Protect process creation with an if-block

A module should be safely importable. Any code that creates processes, pools, or managers should be protected with:

if __name__ == "__main__":
    ...

Exercise: Write calc_pi to be caculated using the .map() method.

  • Try launching a pool of threads vs processes.
  • Whats the speed up? Are there benefits with Threads v Processes?
Solution
import time
import random
import numpy as np
from concurrent import futures

def calc_pi_map(N):
    M = 0
    for i in range(N):
        # Simulate impact coordinates
        x = random.uniform(-1, 1)
        y = random.uniform(-1, 1)

        # True if impact happens inside the circle
        if x**2 + y**2 < 1.0:
            M += 1
    return 4 * M

resolution = 10**6
num_workers = 2

p_start = time.time()

ex = futures.ThreadPoolExecutor(max_workers=num_workers)
# or
# ex = futures.ProcessPoolExecutor(max_workers=num_workers)
results = ex.map(calc_pi_map, [resolution for x in range(num_workers)])
final_results = list(results)

p_end = time.time()

print("Resultion:", np.mean(final_results)/resolution - np.pi)
print("Execution:", p_end - p_start)

Discussion: where’s the speed-up threads vs processes?

While mileage may vary, parallelizing calc_pi, calc_pi_numpy and calc_pi_numba this way will not give the expected speed-up. calc_pi_numba should give some speed-up, but nowhere near the ideal scaling over the number of cores. This is because Python only allows one thread to access the interperter at any given time, a feature also known as the Global Interpreter Lock.

The GIL in action

The downside of running multiple Python instances is that we need to share program state between different processes. To this end, you need to serialize objects. Serialization entails converting a Python object into a stream of bytes, that can then be sent to the other process, or e.g. stored to disk. This is typically done using pickle, json, or similar, and creates a large overhead. The alternative is to bring parts of our code outside Python. Numpy has many routines that are largely situated outside of the GIL. The only way to know for sure is trying out and profiling your application.

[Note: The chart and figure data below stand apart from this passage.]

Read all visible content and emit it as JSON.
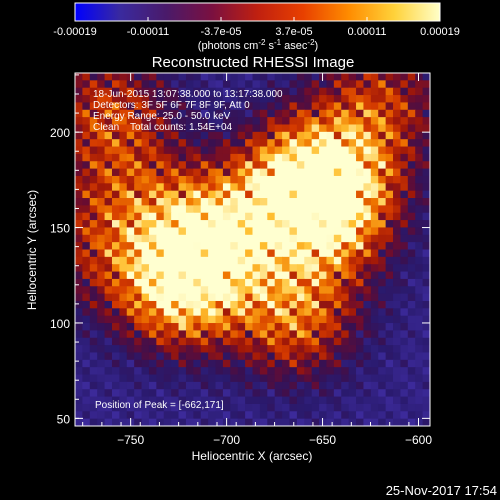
{
  "colorbar": {
    "ticks": [
      "-0.00019",
      "-0.00011",
      "-3.7e-05",
      "3.7e-05",
      "0.00011",
      "0.00019"
    ],
    "unit_main": "(photons cm",
    "unit_e1": "-2",
    "unit_mid": " s",
    "unit_e2": "-1",
    "unit_tail": " asec",
    "unit_e3": "-2",
    "unit_close": ")"
  },
  "title": "Reconstructed RHESSI Image",
  "info_lines": [
    "18-Jun-2015 13:07:38.000 to 13:17:38.000",
    "Detectors: 3F 5F 6F 7F 8F 9F, Att 0",
    "Energy Range: 25.0 - 50.0 keV",
    "Clean    Total counts: 1.54E+04"
  ],
  "peak_text": "Position of Peak = [-662,171]",
  "footer_date": "25-Nov-2017 17:54",
  "chart_data": {
    "type": "heatmap",
    "title": "Reconstructed RHESSI Image",
    "xlabel": "Heliocentric X (arcsec)",
    "ylabel": "Heliocentric Y (arcsec)",
    "xlim": [
      -779,
      -594
    ],
    "ylim": [
      46,
      231
    ],
    "x_ticks": [
      -750,
      -700,
      -650,
      -600
    ],
    "y_ticks": [
      50,
      100,
      150,
      200
    ],
    "x_tick_labels": [
      "−750",
      "−700",
      "−650",
      "−600"
    ],
    "y_tick_labels": [
      "50",
      "100",
      "150",
      "200"
    ],
    "grid": false,
    "colorscale": [
      "#0000ff",
      "#3a2a9e",
      "#4a1a6a",
      "#7a1040",
      "#c02010",
      "#e84000",
      "#ff8c00",
      "#ffd23a",
      "#ffffc8"
    ],
    "blobs": [
      {
        "x": -725,
        "y": 120,
        "value": 1.0
      },
      {
        "x": -715,
        "y": 138,
        "value": 0.75
      },
      {
        "x": -700,
        "y": 150,
        "value": 0.6
      },
      {
        "x": -662,
        "y": 171,
        "value": 1.0
      },
      {
        "x": -648,
        "y": 155,
        "value": 0.8
      },
      {
        "x": -640,
        "y": 180,
        "value": 0.6
      },
      {
        "x": -665,
        "y": 105,
        "value": 0.75
      },
      {
        "x": -762,
        "y": 210,
        "value": 0.55
      },
      {
        "x": -750,
        "y": 170,
        "value": 0.4
      },
      {
        "x": -620,
        "y": 215,
        "value": 0.5
      },
      {
        "x": -770,
        "y": 140,
        "value": 0.35
      }
    ],
    "annotations": [
      "Position of Peak = [-662,171]"
    ]
  }
}
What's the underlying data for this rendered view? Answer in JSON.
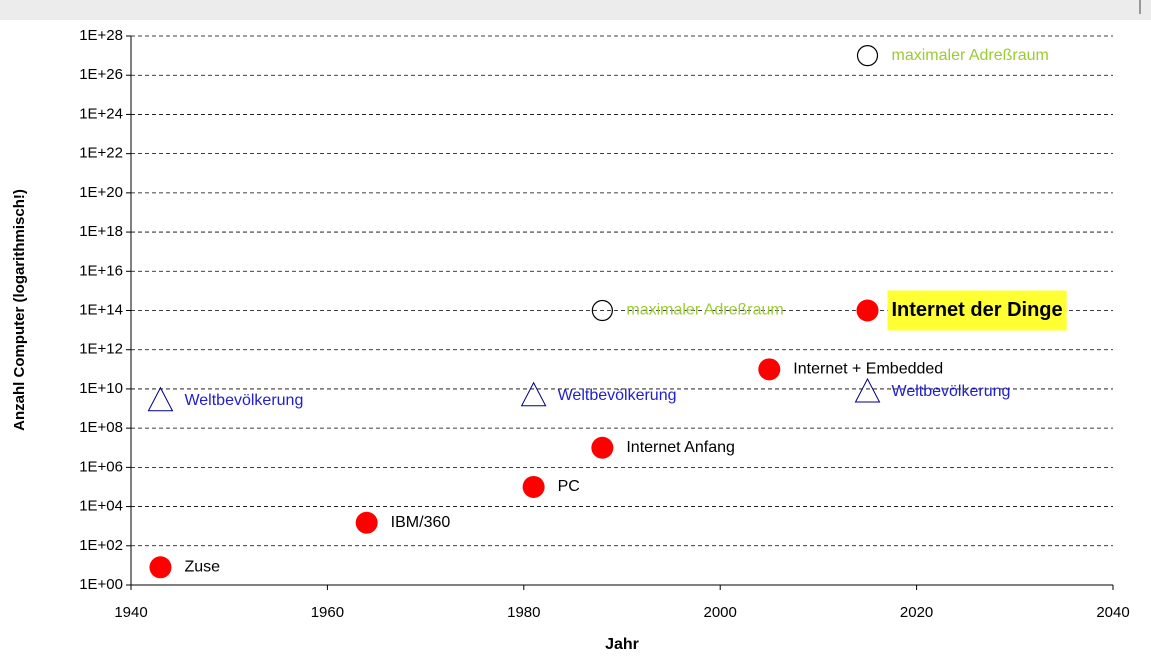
{
  "chart_data": {
    "type": "scatter",
    "x_label": "Jahr",
    "y_label": "Anzahl Computer (logarithmisch!)",
    "xlim": [
      1940,
      2040
    ],
    "xticks": [
      1940,
      1960,
      1980,
      2000,
      2020,
      2040
    ],
    "ylim": [
      1,
      1e+28
    ],
    "yticks": [
      {
        "value": 1,
        "label": "1E+00"
      },
      {
        "value": 100,
        "label": "1E+02"
      },
      {
        "value": 10000,
        "label": "1E+04"
      },
      {
        "value": 1000000,
        "label": "1E+06"
      },
      {
        "value": 100000000,
        "label": "1E+08"
      },
      {
        "value": 10000000000,
        "label": "1E+10"
      },
      {
        "value": 1000000000000,
        "label": "1E+12"
      },
      {
        "value": 100000000000000.0,
        "label": "1E+14"
      },
      {
        "value": 1e+16,
        "label": "1E+16"
      },
      {
        "value": 1e+18,
        "label": "1E+18"
      },
      {
        "value": 1e+20,
        "label": "1E+20"
      },
      {
        "value": 1e+22,
        "label": "1E+22"
      },
      {
        "value": 1e+24,
        "label": "1E+24"
      },
      {
        "value": 1e+26,
        "label": "1E+26"
      },
      {
        "value": 1e+28,
        "label": "1E+28"
      }
    ],
    "log_y": true,
    "grid": true,
    "series": [
      {
        "marker": "dot",
        "color": "#ff0000",
        "label_color": "#000000",
        "x": [
          1943,
          1964,
          1981,
          1988,
          2005,
          2015
        ],
        "values": [
          8,
          1500,
          100000,
          10000000,
          100000000000,
          100000000000000.0
        ],
        "labels": [
          "Zuse",
          "IBM/360",
          "PC",
          "Internet Anfang",
          "Internet + Embedded",
          "Internet der Dinge"
        ],
        "highlight": {
          "index": 5,
          "color": "#ffff33"
        }
      },
      {
        "marker": "triangle",
        "color": "#000080",
        "label_color": "#2020d0",
        "x": [
          1943,
          1981,
          2015
        ],
        "values": [
          2500000000,
          4500000000,
          7000000000
        ],
        "labels": [
          "Weltbevölkerung",
          "Weltbevölkerung",
          "Weltbevölkerung"
        ]
      },
      {
        "marker": "ring",
        "color": "#000000",
        "label_color": "#99cc33",
        "x": [
          1988,
          2015
        ],
        "values": [
          100000000000000.0,
          1e+27
        ],
        "labels": [
          "maximaler Adreßraum",
          "maximaler Adreßraum"
        ]
      }
    ]
  }
}
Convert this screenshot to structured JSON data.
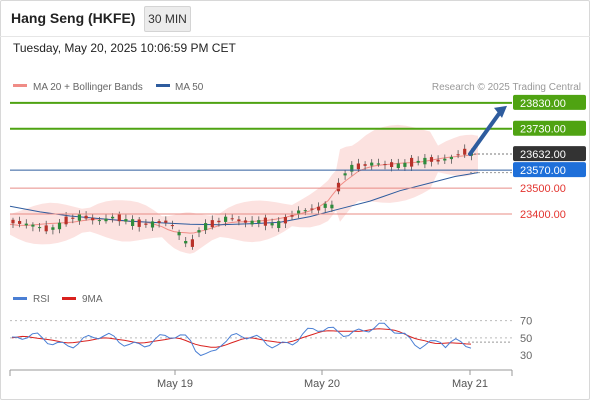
{
  "header": {
    "title": "Hang Seng (HKFE)",
    "timeframe_button": "30 MIN"
  },
  "timestamp": "Tuesday, May 20, 2025 10:06:59 PM CET",
  "legend": {
    "items": [
      {
        "label": "MA 20 + Bollinger Bands",
        "color": "#f08c86"
      },
      {
        "label": "MA 50",
        "color": "#2e5c9e"
      }
    ],
    "source": "Research © 2025 Trading Central"
  },
  "chart_data": {
    "type": "candlestick",
    "price_axis": {
      "ylim": [
        23125,
        23880
      ]
    },
    "levels": [
      {
        "value": 23830,
        "label": "23830.00",
        "kind": "resistance",
        "color": "#4fa312"
      },
      {
        "value": 23730,
        "label": "23730.00",
        "kind": "resistance",
        "color": "#4fa312"
      },
      {
        "value": 23632,
        "label": "23632.00",
        "kind": "last-price",
        "color": "#333333"
      },
      {
        "value": 23570,
        "label": "23570.00",
        "kind": "pivot",
        "color": "#1e6fd9"
      },
      {
        "value": 23500,
        "label": "23500.00",
        "kind": "support",
        "color": "#e3342f"
      },
      {
        "value": 23400,
        "label": "23400.00",
        "kind": "support",
        "color": "#e3342f"
      }
    ],
    "x_ticks": [
      "May 19",
      "May 20",
      "May 21"
    ],
    "rsi": {
      "legend": [
        {
          "label": "RSI",
          "color": "#4a7fd4"
        },
        {
          "label": "9MA",
          "color": "#d9211e"
        }
      ],
      "ylim": [
        15,
        80
      ],
      "levels": [
        70,
        50,
        30
      ],
      "level_labels": [
        "70",
        "50",
        "30"
      ]
    }
  }
}
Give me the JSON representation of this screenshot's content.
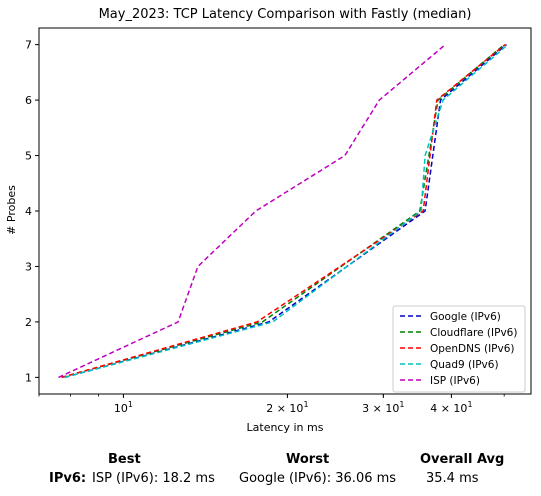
{
  "chart_data": {
    "type": "line",
    "title": "May_2023: TCP Latency Comparison with Fastly (median)",
    "xlabel": "Latency in ms",
    "ylabel": "# Probes",
    "xscale": "log",
    "xlim": [
      7.0,
      56.0
    ],
    "ylim": [
      0.7,
      7.3
    ],
    "x_ticks": [
      {
        "value": 10,
        "label": "10",
        "sup": "1",
        "base": "10"
      },
      {
        "value": 20,
        "label": "2×10",
        "sup": "1",
        "base": "2 × 10"
      },
      {
        "value": 30,
        "label": "3×10",
        "sup": "1",
        "base": "3 × 10"
      },
      {
        "value": 40,
        "label": "4×10",
        "sup": "1",
        "base": "4 × 10"
      }
    ],
    "y_ticks": [
      1,
      2,
      3,
      4,
      5,
      6,
      7
    ],
    "grid": false,
    "legend_position": "lower-right",
    "series": [
      {
        "name": "Google (IPv6)",
        "color": "#0000cc",
        "x": [
          7.8,
          18.5,
          35.8,
          38.2,
          50.5
        ],
        "y": [
          1,
          2,
          4,
          6,
          7
        ]
      },
      {
        "name": "Cloudflare (IPv6)",
        "color": "#008000",
        "x": [
          7.7,
          18.0,
          35.0,
          37.8,
          50.0
        ],
        "y": [
          1,
          2,
          4,
          6,
          7
        ]
      },
      {
        "name": "OpenDNS (IPv6)",
        "color": "#ff0000",
        "x": [
          7.7,
          17.6,
          35.5,
          37.6,
          50.2
        ],
        "y": [
          1,
          2,
          4,
          6,
          7
        ]
      },
      {
        "name": "Quad9 (IPv6)",
        "color": "#00bfbf",
        "x": [
          7.8,
          18.8,
          35.2,
          35.8,
          38.6,
          50.8
        ],
        "y": [
          1,
          2,
          4,
          5,
          6,
          7
        ]
      },
      {
        "name": "ISP (IPv6)",
        "color": "#bf00bf",
        "x": [
          7.6,
          12.6,
          13.7,
          17.5,
          25.5,
          29.5,
          39.0
        ],
        "y": [
          1,
          2,
          3,
          4,
          5,
          6,
          7
        ]
      }
    ]
  },
  "summary": {
    "best_header": "Best",
    "worst_header": "Worst",
    "avg_header": "Overall Avg",
    "row_label": "IPv6",
    "row_colon": ":",
    "best_value": "ISP (IPv6): 18.2 ms",
    "worst_value": "Google (IPv6): 36.06 ms",
    "avg_value": "35.4 ms"
  }
}
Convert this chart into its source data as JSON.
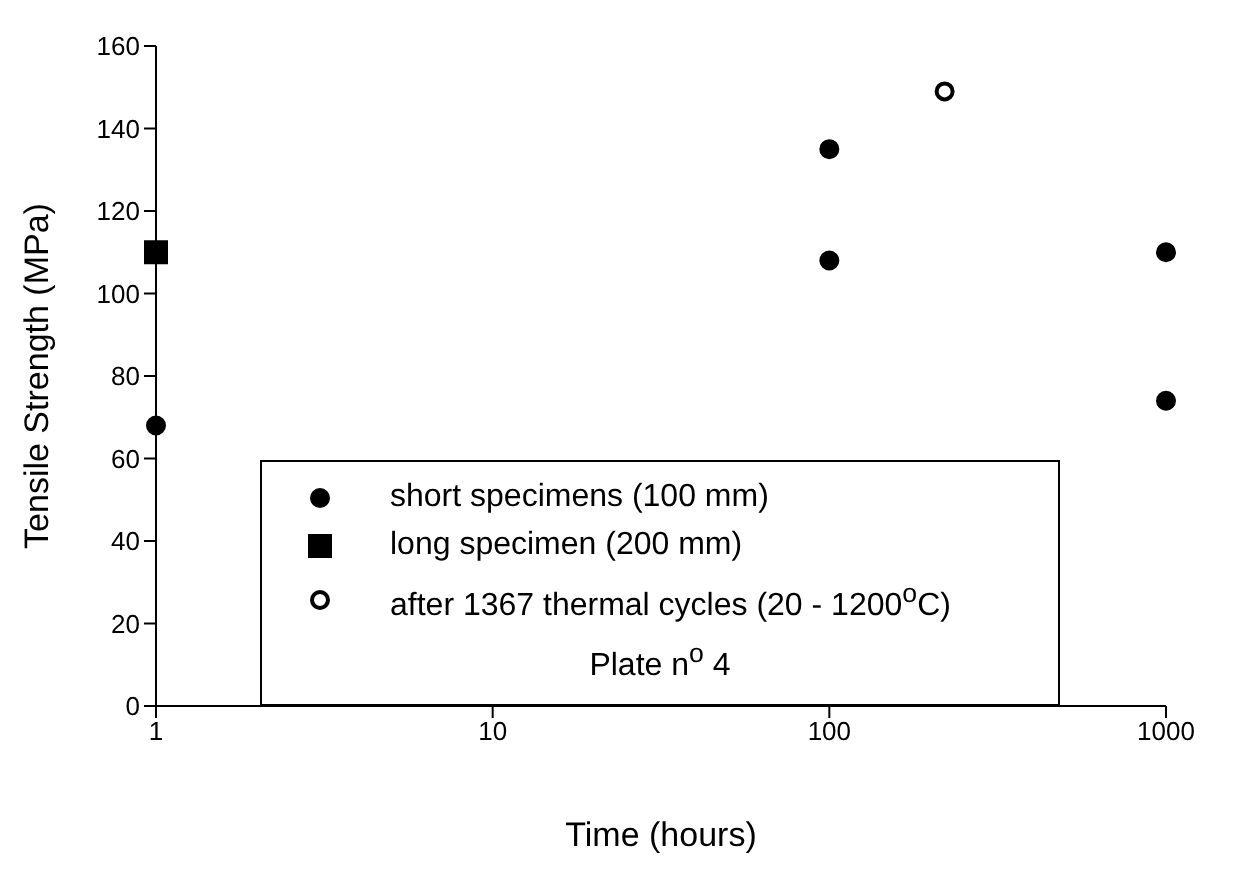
{
  "chart_data": {
    "type": "scatter",
    "xlabel": "Time (hours)",
    "ylabel": "Tensile Strength (MPa)",
    "log": "x",
    "xlim": [
      1,
      1000
    ],
    "xticks": [
      1,
      10,
      100,
      1000
    ],
    "ylim": [
      0,
      160
    ],
    "yticks": [
      0,
      20,
      40,
      60,
      80,
      100,
      120,
      140,
      160
    ],
    "grid": false,
    "legend": "bottom",
    "legend_title": "Plate n$^{o}$ 4",
    "series": [
      {
        "name": "short specimens (100 mm)",
        "color": "#000000",
        "marker": "circle",
        "x": [
          1,
          100,
          100,
          1000,
          1000
        ],
        "values": [
          68,
          135,
          108,
          110,
          74
        ]
      },
      {
        "name": "long specimen (200 mm)",
        "color": "#000000",
        "marker": "square",
        "x": [
          1
        ],
        "values": [
          110
        ]
      },
      {
        "name": "after 1367 thermal cycles (20 - 1200$^{o}$C)",
        "color": "#ffffff",
        "marker": "circle",
        "x": [
          220
        ],
        "values": [
          149
        ]
      }
    ]
  }
}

To write your own routines that do not live under the GIL there are several options: fortunately numba makes this very easy.

  • If we want the most efficient parallelism on a single machine, we need to circumvent the GIL.
  • If your code releases the GIL, threading will be more efficient than multiprocessing.
  • If your code does not release the GIL, some of your code is still in Python, and you’re wasting precious compute time!